Power series representation for $x\arctan(x)$. How?

Question

I am supposed to start with the P.S representation for $\dfrac{1}{1-x}$ and then figure out the P.S representation for $x\tan^{-1}(x)$. I know the process of making it for just the $\tan^{-1}x$. But wouldn't the fact that there is an extra $x$ at the front change everything dramatically? Or am I not getting something?
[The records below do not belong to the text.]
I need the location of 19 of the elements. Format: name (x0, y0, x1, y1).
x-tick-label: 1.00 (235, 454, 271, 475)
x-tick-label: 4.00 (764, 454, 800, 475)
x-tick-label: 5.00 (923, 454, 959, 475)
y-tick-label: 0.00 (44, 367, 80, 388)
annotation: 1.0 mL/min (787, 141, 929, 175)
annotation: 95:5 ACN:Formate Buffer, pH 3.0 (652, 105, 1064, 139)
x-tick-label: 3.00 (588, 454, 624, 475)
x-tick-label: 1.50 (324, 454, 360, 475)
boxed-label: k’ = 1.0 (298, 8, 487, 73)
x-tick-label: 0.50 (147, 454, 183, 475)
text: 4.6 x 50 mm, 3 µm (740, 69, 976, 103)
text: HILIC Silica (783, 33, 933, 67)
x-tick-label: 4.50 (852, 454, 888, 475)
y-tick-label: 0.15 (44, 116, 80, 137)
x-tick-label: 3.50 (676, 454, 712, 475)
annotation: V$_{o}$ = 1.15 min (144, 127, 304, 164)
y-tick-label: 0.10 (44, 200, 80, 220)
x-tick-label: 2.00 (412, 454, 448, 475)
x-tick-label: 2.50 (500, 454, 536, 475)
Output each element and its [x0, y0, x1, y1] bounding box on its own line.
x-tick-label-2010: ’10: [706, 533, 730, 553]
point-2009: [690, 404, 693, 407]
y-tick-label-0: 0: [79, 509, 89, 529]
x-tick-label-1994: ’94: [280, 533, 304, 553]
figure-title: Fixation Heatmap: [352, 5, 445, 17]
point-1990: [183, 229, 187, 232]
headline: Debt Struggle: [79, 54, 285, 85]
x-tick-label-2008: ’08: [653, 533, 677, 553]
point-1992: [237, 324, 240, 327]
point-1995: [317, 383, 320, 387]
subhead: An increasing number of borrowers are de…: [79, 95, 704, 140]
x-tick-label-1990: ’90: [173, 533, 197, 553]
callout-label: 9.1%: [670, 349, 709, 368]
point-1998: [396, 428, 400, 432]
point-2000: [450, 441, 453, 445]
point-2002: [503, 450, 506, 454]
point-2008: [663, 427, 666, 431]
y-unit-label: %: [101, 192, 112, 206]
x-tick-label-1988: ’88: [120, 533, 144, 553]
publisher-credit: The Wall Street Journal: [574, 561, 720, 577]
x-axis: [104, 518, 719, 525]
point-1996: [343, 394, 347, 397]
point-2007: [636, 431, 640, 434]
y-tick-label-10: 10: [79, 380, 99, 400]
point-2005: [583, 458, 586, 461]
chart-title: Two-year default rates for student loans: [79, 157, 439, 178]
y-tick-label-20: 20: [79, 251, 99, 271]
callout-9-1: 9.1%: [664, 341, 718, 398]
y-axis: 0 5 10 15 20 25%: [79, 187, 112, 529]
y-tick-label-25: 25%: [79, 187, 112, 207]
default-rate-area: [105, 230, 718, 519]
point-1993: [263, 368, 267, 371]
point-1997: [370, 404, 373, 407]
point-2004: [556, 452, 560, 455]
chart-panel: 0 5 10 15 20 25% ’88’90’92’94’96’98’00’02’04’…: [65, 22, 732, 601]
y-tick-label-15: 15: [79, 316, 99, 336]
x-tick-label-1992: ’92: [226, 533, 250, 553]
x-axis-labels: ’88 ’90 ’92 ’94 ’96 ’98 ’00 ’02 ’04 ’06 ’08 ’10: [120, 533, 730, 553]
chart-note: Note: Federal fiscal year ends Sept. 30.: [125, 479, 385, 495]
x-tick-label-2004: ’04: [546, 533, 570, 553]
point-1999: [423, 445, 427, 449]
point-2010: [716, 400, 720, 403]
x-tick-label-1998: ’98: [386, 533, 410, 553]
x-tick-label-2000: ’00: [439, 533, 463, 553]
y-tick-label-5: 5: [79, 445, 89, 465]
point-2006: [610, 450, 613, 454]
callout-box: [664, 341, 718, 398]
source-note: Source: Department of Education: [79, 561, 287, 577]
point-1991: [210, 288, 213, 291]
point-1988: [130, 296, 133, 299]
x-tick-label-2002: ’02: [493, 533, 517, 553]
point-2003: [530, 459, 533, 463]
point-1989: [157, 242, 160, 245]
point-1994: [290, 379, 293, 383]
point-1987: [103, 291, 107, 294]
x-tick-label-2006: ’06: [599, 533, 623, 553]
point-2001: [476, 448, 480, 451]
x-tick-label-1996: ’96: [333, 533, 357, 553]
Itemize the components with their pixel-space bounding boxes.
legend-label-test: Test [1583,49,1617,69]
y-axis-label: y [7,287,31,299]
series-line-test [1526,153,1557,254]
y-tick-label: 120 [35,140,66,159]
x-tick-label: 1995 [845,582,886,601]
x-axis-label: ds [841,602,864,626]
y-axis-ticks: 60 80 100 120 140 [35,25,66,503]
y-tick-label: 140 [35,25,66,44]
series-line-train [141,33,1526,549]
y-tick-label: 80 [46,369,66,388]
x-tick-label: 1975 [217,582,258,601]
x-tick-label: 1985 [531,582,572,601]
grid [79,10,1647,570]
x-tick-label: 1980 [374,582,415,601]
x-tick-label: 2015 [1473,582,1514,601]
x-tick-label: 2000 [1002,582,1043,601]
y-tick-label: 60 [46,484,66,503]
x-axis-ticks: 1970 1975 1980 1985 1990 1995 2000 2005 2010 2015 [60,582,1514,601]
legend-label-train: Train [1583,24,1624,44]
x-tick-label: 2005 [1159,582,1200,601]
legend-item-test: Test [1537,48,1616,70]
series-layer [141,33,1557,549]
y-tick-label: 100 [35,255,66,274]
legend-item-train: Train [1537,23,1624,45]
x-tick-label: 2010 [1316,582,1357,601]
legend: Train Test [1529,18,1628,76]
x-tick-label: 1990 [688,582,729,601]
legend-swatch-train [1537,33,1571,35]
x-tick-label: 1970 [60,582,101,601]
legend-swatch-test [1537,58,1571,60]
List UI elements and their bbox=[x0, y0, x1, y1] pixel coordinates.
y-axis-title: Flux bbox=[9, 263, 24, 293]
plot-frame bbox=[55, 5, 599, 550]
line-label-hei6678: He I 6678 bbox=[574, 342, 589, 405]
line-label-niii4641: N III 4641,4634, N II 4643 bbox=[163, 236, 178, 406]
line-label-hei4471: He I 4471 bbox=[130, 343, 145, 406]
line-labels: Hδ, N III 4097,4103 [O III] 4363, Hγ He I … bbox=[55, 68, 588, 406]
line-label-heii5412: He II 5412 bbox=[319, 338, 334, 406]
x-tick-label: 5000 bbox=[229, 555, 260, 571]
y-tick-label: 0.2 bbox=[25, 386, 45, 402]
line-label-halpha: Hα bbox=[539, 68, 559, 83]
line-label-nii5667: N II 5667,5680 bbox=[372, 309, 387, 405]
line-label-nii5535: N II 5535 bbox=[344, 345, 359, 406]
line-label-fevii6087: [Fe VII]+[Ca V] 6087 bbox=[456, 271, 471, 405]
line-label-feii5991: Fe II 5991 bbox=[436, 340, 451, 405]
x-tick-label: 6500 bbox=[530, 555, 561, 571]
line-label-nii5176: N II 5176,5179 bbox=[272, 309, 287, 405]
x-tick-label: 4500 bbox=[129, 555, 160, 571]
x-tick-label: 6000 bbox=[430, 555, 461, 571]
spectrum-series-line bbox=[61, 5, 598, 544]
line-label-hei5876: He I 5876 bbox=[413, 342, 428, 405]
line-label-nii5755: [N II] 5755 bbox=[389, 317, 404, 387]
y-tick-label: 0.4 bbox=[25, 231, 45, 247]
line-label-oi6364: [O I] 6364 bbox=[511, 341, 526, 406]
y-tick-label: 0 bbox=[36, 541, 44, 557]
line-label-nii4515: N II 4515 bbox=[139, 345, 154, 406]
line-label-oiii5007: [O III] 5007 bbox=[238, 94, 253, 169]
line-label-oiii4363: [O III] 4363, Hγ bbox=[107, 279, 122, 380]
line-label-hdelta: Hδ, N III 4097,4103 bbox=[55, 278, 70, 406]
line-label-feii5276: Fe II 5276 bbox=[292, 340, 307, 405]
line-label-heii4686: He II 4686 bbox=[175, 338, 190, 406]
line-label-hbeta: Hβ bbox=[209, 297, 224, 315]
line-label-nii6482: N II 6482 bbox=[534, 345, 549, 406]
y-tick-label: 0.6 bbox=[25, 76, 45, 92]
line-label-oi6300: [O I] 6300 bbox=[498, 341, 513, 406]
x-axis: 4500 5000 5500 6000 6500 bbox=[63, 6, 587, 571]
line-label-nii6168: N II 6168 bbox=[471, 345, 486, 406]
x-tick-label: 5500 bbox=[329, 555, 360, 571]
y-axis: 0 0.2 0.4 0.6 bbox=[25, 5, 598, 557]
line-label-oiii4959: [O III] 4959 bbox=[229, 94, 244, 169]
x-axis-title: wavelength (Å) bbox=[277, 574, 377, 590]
Can I just do the same process as for $\tan^{-1}(x)$ and then just add an extra $x$ after sigma?

Thanks!

Answer 1

Recall that $$\arctan x=\int_0^x\frac{dt}{1+t^2}$$ We also know that, for $|t|<1$, $$\frac1t=\sum_{k\geq0}(1-t)^k$$ So we then have that $$\frac1{1+t^2}=\sum_{k\geq0}(-1)^kt^{2k}$$ So for $|x|<1$, $$ \begin{align} \arctan x=&\int_0^x\sum_{k\geq0}(-1)^kt^{2k}dt\\ =&\sum_{k\geq0}(-1)^k\int_0^xt^{2k}dt\\ =&\sum_{k\geq0}(-1)^k\frac{x^{2k+1}}{2k+1}\\ \end{align} $$ Which means that $$x\arctan x=\sum_{k\geq0}(-1)^k\frac{x^{2k+2}}{2k+1}$$

Answer 2

$\tan^{-1}x=\int\frac1{1+x^2}=\int\sum_n(-x^2)^n=\sum_n\int(-x^2)^n=\sum_n(-1)^n\frac{x^{2n+1}}{2n+1}$. Thus $x\cdot\tan^{-1}x=\sum_n(-1)^n\frac{x^{2n+2}}{2n+1}$.